There's a fairly large community of people who modify their iMacs into other cases. Some of them do it for fun (if I'd had a functional iMac instead of a carcass, I would have ended up ripping it apart because I don't like having big CRTs on my desk) but, at least from reading the web, most of them do it because the part of the power supply that drives the tube has the annoying habit of self-destructing, leaving them with a perfectly functional PowerPC box that has (a) no head and (b) an OS that isn't usable without a head. So those people rip the boxes apart and mod them so they won't be out an iMac. But they way they do it is to pull out the system board (not a motherboard, because the iMac is a single board computer), the power filter board, and glue the power filter board to an ATX power supply.

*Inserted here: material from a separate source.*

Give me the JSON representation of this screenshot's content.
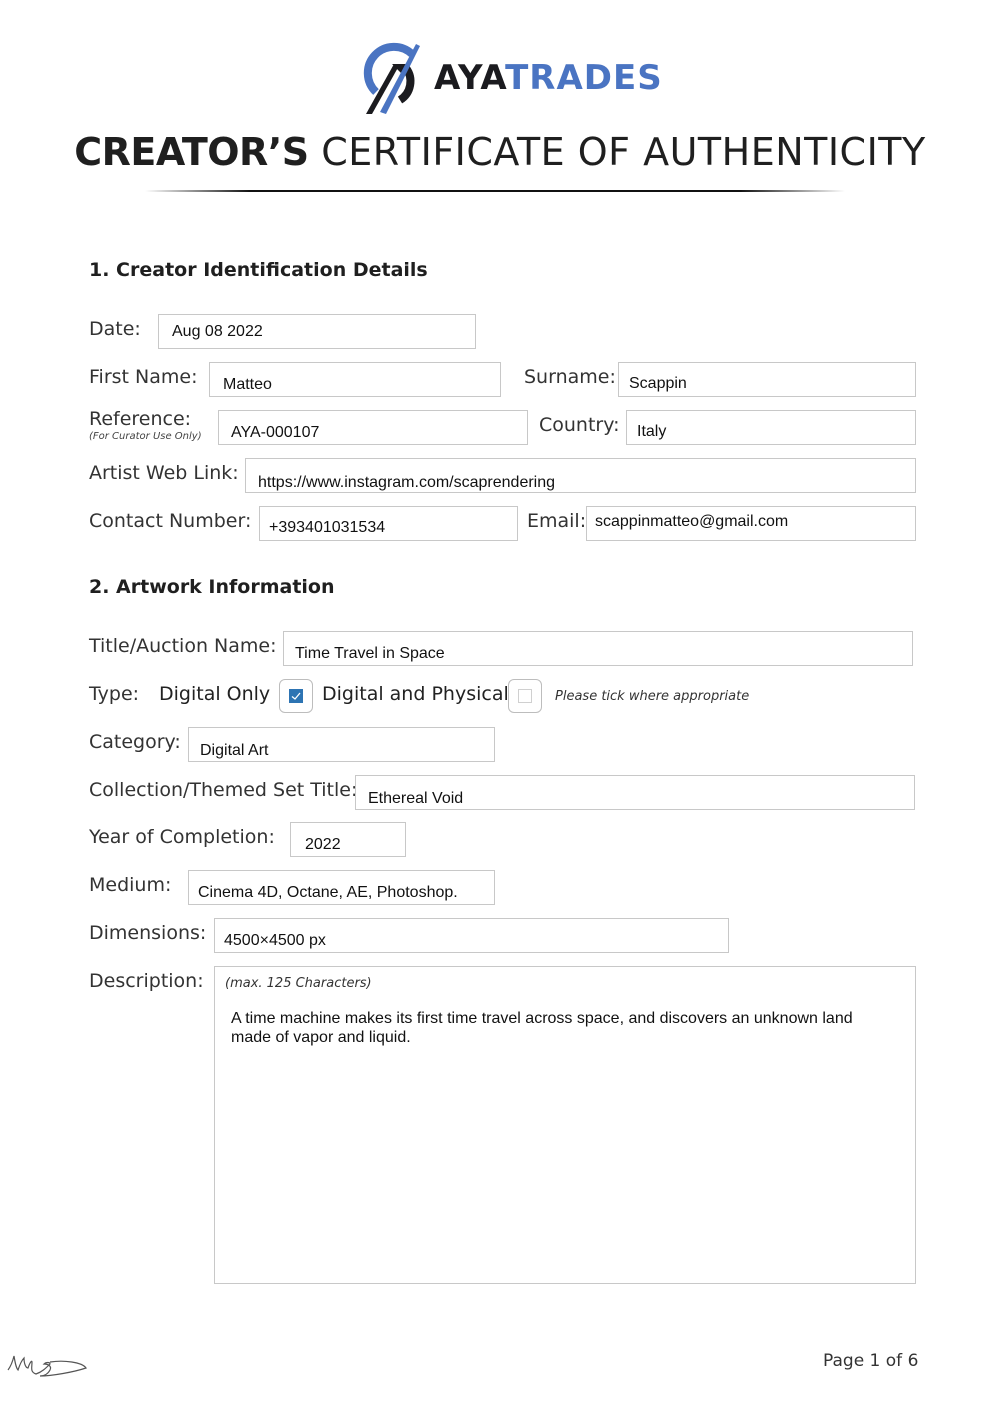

All of the webpages I've found for modding iMacs give quite detailed descriptions of how to glue the power filter board to an ATX power supply. Many of those pages then give a quick description of the pinout of the power attachment to the system board (26 pins for +3.3v, +5v, +12v, -12v, PS_ON#, +5v standby, and ground; nothing like redundancy) and, as a quick aside, say "we decided not to connect to the powerfilter, but instead to the system board."
No description of how they did this, of course.

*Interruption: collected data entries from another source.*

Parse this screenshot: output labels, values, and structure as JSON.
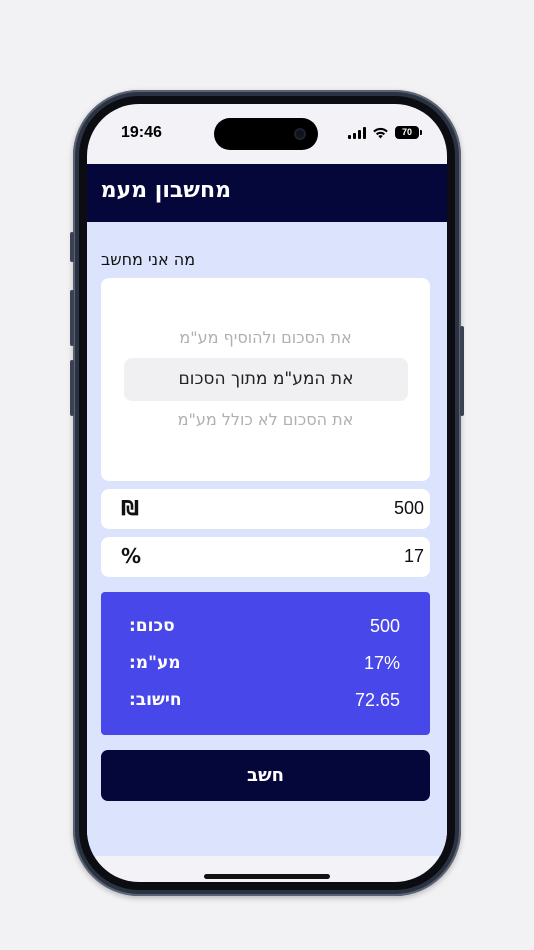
{
  "status_bar": {
    "time": "19:46",
    "battery": "70"
  },
  "navbar": {
    "title": "מחשבון מעמ"
  },
  "calculator": {
    "section_label": "מה אני מחשב",
    "options": [
      "את הסכום ולהוסיף מע\"מ",
      "את המע\"מ מתוך הסכום",
      "את הסכום לא כולל מע\"מ"
    ],
    "selected_index": 1,
    "amount": {
      "value": "500",
      "unit": "₪"
    },
    "vat": {
      "value": "17",
      "unit": "%"
    },
    "results": [
      {
        "label": "סכום:",
        "value": "500"
      },
      {
        "label": "מע\"מ:",
        "value": "17%"
      },
      {
        "label": "חישוב:",
        "value": "72.65"
      }
    ],
    "calc_button": "חשב"
  },
  "colors": {
    "navbar": "#05073b",
    "content_bg": "#dbe3fd",
    "result_bg": "#4747ea",
    "button_bg": "#05073b"
  }
}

I can sort of see why you wouldn't do this; after all, you're ripping apart a PC and reassembling it, so it should be fairly trivial to just tie across the lines and solder together the magic transister hack to make PS_ON work, but this is Apple and you can never know whether one of the line has the invisible note (connect input pin 1 to output pin 7 or your IDE subsystem will melt) attached to it.
My great plan (assuming I can get home early enough to solder everything together tonight and I don't get distracted assembling the worktable I'm building for the bears, is to build an adaptor that connects the pins together like:
ATX | signal | iMac filter | iMac mboard |
---|
1 | 3.3 | 18-19 | 17-18 |
2 | 3.3 | 20 | 19-20 |
3 | G | 1 | 4 |
4 | 5 | 10 | 5+1 |
5 | G | 3 | 3 |
6 | 5 | 11 | 6 |
7 | G | 1 | 12 |
8 | PWR_OK |
9 | +5VSB | 24 | 26 |
10 | 12 | 15+16 | 2+10 |
11 | 3.3 | 21 | 15 |
12 | -12 | 17 | 16 |
13 | G | 2 | 11 |
14 | PS_ON# |
15 | G | 5 | 14 |
16 | G | 6 | 13 |
17 | G | 7 | 21+22 |
18 | -5 |
19 | 5 | 12 | 8 |
20 | 5 | 13 | 7 |
Hopefully, after doing this the little iMac will give the ping of wanting a boot disk, and then I can wedge it into a new tiny case and make it look pretty.